L’instructeur fixait les nouvelles recrues de ses yeux de faucon. Il incarnait tous les stéréotypes de sa profession : grande taille, muscles bien visibles, mâchoire carrée, visage couturé de cicatrices, crâne rasé et caractère irascible…
Parmi les personnes qui subissaient son regard, il y avait Katy. C’était la plus jeune et la plus petite de son groupe. Malgré ce qu’avait dit Rupert, il était rare qu’une jeune fille de douze ans intègre l’armée. Beaucoup de ses nouveaux camarades l’observaient du coin de l’oeil d’un air moqueur ou sceptique. Mais c’était la dernière chose dont elle se souciait. Pour l’heure, toute son attention était concentrée sur le lieutenant Briggs qui allait assurer leur formation. D’après ce qu’elle avait pu en juger, c’était un homme rigide, attaché aux traditions, dont il était difficile de gagner le respect. Il semblait considérer les bleus avec le mépris du vétéran qui regrette de ne pas encore être au front.
— Repos ! ordonna-t-il en alycien.
Les nouveaux adoptèrent la positions adéquate avec un soupir de soulagement, ils commençaient à avoir des crampes au bras.
L’aube lançait ses rayons mauves et roses dans la cour d’entraînement, située au pied des hautes tours du QG.
— Numéro 17 ! aboya soudain le lieutenant Briggs.
— Ou… oui, mon lieutenant ! répondit un jeune homme maigre aux cheveux noirs.
— Qu’est-ce qui t’a motivé à intégrer l’armée ?! demanda l’instructeur d’un ton qui ressemblait plus à un aboiement qu’à une question.
— Ppp… pour protéger les valeurs de la liberté ! bégaya le malheureux.
— Mauvais réponse ! Cent tours de château !
— Que… quoi ?
— J’ai horreur de répéter ! Ça fera cent dix tours ! Tout de suite !
Le numéro 17 regarda ses camarades d’un air ahuri, puis lentement, sortit de la cour.
Les autres n’en menaient pas large.
— Numéro 11 !
— Oui mon lieutenant ! clama un grand blond, l’air sûr de lui.
— Quelle est ta motivation ?!
— Défendre ma patrie contre ces affreux Amaryens !

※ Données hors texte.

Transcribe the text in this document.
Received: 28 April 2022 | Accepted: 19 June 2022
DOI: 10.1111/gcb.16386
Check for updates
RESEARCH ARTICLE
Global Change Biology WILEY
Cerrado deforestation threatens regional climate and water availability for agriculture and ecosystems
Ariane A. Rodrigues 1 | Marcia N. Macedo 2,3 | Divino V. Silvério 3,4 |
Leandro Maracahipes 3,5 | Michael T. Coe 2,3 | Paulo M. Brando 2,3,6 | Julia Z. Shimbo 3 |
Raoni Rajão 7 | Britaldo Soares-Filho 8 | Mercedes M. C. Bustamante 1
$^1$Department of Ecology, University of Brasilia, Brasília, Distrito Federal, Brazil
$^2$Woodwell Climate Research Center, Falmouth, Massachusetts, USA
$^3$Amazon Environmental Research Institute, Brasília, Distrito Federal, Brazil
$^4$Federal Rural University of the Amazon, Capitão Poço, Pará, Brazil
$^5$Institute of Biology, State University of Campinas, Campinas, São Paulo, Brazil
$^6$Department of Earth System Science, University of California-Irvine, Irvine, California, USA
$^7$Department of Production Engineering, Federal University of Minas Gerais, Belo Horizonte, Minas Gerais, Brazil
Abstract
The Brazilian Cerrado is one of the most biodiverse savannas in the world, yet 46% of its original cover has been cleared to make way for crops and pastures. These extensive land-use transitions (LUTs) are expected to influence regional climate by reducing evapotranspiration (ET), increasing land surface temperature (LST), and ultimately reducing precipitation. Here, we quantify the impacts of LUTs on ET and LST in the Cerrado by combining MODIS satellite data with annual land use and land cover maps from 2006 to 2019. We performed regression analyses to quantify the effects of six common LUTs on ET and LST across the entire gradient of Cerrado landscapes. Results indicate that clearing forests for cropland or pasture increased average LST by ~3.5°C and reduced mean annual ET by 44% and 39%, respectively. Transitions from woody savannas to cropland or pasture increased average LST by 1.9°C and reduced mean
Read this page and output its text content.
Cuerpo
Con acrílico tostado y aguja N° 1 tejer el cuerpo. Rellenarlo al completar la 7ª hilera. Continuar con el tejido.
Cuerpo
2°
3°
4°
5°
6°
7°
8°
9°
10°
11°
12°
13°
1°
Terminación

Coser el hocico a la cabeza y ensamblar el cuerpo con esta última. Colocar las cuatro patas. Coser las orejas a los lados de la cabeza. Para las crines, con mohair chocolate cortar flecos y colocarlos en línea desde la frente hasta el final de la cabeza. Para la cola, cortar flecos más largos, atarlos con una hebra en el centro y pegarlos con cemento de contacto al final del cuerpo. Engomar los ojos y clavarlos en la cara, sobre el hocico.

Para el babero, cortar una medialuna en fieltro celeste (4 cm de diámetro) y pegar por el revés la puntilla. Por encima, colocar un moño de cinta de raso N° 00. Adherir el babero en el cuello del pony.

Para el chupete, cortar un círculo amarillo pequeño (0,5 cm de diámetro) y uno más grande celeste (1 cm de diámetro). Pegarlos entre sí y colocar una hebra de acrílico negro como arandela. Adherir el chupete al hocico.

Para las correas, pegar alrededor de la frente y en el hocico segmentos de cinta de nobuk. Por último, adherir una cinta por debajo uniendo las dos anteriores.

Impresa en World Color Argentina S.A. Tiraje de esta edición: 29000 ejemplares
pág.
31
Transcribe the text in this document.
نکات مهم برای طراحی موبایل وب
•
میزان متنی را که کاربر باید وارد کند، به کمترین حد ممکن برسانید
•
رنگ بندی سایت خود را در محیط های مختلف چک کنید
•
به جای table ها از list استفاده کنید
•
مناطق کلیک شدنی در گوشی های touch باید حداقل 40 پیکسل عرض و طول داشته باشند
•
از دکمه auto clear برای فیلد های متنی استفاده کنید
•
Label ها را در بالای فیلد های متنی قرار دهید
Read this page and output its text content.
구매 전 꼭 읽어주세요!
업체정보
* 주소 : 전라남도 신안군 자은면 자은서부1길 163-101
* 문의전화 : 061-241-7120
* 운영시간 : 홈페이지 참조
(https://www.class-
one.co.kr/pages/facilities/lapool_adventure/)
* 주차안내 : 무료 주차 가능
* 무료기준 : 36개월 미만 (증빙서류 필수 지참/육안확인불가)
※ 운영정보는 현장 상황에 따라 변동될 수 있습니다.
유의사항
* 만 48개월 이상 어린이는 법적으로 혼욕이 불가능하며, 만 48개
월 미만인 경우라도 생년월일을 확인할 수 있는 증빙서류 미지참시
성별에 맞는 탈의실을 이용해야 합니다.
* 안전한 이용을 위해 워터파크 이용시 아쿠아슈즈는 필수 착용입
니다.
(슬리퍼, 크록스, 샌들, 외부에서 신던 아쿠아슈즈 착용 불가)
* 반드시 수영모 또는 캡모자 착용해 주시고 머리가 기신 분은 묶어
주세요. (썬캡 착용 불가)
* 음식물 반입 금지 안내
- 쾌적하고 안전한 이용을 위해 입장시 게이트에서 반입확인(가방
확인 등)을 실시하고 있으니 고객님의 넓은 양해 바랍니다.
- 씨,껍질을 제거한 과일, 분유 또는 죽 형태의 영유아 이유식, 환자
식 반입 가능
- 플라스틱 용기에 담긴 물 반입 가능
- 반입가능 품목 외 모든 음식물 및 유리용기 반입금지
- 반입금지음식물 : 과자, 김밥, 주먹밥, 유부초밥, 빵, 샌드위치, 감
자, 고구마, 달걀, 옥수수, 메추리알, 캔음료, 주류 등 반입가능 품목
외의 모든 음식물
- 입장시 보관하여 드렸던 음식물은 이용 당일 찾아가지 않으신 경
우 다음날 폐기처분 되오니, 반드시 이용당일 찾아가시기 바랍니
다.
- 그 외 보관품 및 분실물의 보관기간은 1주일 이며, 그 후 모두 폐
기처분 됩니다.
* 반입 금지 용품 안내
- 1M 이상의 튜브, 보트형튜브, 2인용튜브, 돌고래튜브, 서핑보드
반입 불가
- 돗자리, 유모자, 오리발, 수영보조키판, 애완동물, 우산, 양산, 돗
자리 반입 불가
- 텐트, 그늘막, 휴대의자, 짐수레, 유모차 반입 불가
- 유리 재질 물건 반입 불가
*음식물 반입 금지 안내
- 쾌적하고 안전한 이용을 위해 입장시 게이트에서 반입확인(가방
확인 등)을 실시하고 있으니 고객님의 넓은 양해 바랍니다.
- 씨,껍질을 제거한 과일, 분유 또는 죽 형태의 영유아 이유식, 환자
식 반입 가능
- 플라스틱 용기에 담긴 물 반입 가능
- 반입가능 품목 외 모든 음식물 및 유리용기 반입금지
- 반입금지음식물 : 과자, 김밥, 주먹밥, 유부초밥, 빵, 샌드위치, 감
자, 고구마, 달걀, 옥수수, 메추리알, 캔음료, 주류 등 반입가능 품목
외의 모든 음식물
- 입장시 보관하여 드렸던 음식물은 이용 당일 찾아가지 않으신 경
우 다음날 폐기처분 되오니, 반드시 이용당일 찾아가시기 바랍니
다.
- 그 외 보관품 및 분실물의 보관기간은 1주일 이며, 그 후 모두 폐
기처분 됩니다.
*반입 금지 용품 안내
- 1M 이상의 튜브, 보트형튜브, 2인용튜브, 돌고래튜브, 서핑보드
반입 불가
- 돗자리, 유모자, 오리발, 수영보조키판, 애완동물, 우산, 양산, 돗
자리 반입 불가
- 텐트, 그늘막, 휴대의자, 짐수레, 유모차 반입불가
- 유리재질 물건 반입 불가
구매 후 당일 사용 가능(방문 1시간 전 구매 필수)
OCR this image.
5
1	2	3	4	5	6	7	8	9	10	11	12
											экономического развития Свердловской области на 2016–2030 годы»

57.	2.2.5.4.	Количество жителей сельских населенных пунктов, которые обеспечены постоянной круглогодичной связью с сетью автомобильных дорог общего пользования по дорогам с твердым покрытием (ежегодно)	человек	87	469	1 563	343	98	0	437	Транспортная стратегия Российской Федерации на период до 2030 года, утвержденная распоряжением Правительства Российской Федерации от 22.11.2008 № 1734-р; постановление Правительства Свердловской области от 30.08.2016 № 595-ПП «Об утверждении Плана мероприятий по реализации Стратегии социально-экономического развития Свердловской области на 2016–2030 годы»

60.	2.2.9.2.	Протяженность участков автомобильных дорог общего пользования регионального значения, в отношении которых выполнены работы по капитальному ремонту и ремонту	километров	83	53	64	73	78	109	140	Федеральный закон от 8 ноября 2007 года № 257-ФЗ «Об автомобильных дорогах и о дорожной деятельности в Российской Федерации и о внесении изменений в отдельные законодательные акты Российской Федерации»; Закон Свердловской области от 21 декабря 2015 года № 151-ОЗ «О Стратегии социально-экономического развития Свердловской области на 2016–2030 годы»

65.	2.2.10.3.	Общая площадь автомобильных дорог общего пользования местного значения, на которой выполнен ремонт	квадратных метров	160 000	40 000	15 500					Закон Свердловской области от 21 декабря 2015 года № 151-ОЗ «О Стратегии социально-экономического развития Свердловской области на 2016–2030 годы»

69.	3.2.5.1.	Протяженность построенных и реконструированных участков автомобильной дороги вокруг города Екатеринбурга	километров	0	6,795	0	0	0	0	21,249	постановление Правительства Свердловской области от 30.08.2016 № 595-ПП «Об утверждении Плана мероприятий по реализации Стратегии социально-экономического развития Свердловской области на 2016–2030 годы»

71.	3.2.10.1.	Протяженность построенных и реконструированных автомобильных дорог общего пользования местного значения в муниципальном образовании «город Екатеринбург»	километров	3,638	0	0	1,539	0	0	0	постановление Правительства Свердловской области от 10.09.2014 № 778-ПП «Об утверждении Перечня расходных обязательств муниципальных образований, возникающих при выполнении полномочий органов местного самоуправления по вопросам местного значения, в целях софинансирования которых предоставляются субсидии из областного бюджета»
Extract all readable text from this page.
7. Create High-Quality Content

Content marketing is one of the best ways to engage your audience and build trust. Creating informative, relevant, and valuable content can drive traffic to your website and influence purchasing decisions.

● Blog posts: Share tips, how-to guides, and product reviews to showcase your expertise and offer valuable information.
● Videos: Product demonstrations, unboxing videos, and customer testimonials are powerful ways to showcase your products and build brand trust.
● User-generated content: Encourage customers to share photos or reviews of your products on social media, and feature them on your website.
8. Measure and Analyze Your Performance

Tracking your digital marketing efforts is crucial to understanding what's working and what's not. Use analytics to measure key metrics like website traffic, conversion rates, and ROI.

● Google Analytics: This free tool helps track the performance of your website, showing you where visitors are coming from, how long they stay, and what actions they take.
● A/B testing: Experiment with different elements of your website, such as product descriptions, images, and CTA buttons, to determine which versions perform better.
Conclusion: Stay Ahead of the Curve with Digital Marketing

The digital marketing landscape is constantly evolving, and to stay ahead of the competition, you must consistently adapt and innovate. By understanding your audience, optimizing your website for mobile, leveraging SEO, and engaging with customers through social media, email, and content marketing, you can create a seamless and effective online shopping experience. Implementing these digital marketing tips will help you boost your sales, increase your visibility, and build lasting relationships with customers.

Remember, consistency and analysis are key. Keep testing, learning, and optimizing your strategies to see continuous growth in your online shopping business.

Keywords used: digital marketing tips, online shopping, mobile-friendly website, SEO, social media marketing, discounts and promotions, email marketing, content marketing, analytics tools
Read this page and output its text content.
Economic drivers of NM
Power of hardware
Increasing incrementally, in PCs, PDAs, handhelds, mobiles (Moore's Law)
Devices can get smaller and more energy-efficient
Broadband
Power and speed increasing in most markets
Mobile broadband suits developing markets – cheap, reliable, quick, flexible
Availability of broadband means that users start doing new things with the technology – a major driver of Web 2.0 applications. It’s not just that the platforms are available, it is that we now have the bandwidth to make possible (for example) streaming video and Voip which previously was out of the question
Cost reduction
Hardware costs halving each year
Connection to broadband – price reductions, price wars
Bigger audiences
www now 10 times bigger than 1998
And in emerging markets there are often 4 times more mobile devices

— Faux ! Cinquante abdos et cinquante pompes !
— Qu…
Le blond avait pâli sous le regard perçant de son instructeur, il s’exécuta.
— Numéro 21 ! Motivations !
— Je…heu…
— C’est « oui, mon lieutenant » !
— Oui, mon lieutenant, c’est que… enfin… je….
— Bégaiements ! Ça fait vingt squats !
— C’est parce ce que je ne voulais pas être assignés aux récoltes ! cria le numéro 21.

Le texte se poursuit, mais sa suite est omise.